Großmacht China erhält Entwicklungshilfe aus NRW

Entwicklungshilfe im klassischen Sinne erhält China nicht. Denn Brunnen kann die Großmacht naürlich selbst bauen. Stattdessen werden im Rahmen der Entwicklungshilfe auch Umweltprojekte gefördert.
Entwicklungshilfe im klassischen Sinne erhält China nicht. Denn Brunnen kann die Großmacht naürlich selbst bauen. Stattdessen werden im Rahmen der Entwicklungshilfe auch Umweltprojekte gefördert.
Foto: dpa
„Entwicklungspolitik ist mehr als klassische Entwicklungshilfe“, rechtfertigt Europaministerin Angelica Schwall-Düren Millionenbeträge für China.

Düsseldorf.. Die rot-grüne Landesregierung will an der jahrzehntelangen Tradition der Entwicklungshilfe in China festhalten. Trotz des rasanten Aufstiegs Chinas vom Schwellenland zur Weltmacht bleibe die Förderung mit öffentlichen Mitteln gerechtfertigt, erklärte Europaministerin Angelica Schwall-Düren (SPD) am Donnerstag.

„Entwicklungspolitik ist heute mehr als klassische Entwicklungshilfe“, sagte Schwall-Düren. Es gehe nicht nur um das Bauen von Brunnen und Schulen. Die Landesregierung wolle in China Projekte für umweltschonendes Wirtschaften unterstützen, Fach- und Führungskräfte in Deutsch unterrichten und die Vernetzung mit NRW-Unternehmen weiter vorantreiben. Auch die chinesische Seite bringe sich finanziell in die Partnerschaft ein.

4,5 Millionen Euro für die Eine-Welt-Politik

Die Landesregierung stellt im Haushalt jährlich rund 4,5 Millionen Euro für die sogenannte Eine-Welt-Politik zur Verfügung.

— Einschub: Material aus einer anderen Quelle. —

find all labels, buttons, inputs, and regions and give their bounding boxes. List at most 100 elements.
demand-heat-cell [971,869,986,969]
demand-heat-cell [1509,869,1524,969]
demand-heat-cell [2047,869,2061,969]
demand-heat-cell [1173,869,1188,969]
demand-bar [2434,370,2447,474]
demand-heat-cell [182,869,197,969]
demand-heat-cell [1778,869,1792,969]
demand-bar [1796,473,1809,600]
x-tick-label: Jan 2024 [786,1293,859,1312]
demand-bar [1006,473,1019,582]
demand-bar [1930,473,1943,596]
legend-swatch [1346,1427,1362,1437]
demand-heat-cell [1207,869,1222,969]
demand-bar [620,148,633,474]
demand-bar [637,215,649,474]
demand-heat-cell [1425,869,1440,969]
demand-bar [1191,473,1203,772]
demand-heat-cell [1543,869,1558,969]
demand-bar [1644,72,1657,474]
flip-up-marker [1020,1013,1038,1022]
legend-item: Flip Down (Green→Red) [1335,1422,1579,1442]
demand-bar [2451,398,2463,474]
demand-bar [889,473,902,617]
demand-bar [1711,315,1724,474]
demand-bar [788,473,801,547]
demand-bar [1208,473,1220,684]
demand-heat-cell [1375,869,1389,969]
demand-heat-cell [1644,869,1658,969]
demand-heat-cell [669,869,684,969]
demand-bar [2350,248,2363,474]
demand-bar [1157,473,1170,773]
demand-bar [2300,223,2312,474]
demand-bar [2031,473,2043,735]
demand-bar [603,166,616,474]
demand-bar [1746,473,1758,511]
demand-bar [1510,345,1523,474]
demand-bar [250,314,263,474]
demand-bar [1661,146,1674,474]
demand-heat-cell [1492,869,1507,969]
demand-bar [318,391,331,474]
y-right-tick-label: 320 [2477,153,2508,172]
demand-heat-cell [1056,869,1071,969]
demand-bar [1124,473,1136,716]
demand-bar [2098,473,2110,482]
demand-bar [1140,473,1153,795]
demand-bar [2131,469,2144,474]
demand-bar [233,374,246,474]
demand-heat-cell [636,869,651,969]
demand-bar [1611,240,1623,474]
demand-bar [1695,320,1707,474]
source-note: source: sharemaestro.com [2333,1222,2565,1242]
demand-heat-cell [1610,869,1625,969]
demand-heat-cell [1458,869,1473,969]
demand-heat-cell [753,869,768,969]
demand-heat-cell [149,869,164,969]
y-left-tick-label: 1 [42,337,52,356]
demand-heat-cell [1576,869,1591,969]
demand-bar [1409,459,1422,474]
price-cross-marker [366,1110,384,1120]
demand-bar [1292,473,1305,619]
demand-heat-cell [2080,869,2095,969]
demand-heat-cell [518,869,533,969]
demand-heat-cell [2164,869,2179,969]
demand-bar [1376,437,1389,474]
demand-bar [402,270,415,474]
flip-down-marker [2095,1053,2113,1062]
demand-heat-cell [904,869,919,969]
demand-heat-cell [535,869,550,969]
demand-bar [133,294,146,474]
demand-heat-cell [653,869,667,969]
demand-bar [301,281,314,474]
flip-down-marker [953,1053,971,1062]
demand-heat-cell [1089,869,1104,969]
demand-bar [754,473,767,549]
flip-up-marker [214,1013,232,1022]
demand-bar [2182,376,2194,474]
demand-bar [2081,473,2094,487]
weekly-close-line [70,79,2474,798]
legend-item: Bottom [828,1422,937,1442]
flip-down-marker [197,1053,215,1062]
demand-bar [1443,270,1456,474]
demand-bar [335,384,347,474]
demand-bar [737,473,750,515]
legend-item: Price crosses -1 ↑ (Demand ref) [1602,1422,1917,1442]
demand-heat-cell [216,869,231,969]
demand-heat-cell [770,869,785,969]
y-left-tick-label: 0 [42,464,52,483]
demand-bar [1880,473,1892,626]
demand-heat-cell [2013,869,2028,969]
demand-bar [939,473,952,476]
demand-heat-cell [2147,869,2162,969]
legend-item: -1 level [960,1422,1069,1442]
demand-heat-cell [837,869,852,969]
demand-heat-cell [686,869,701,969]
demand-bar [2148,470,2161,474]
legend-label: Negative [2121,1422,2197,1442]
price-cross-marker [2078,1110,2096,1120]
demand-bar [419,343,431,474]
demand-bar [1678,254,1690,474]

Rund 1,3 Millionen Euro davon fließen seit einiger Zeit in Projekte der Gesellschaft für Internationale Zusammenarbeit (GIZ), ein Unternehmen des Bundes mit Sitz in Bonn.

Mit diesem Geld hat die GIZ seit 2012 vor allem in Ghana und China gearbeitet. „China ist ein Beispiel für Außenwirtschaftsförderung im entwicklungspolitischen Sinne“, erklärte GIZ-Vorstandssprecherin Tanja Gönner. NRW sei aber das einzige Bundesland, das jährlich ein festes Budget für entwicklungspolitische Projekte der Gesellschaft zur Verfügung stelle.

Die besondere Rolle Nordrhein-Westfalens ist historisch gewachsen. Bis 2011 zahlte das Land der GIZ-Vorläuferorganisation die jährlichen 1,3 Millionen Euro noch als Mietkostenzuschuss, um deren Standort in Bonn abzusichern. Rot-Grün sorgte dafür, dass das Geld nicht länger in den Betriebskostentopf fließt, sondern in die inhaltliche Entwicklungsarbeit.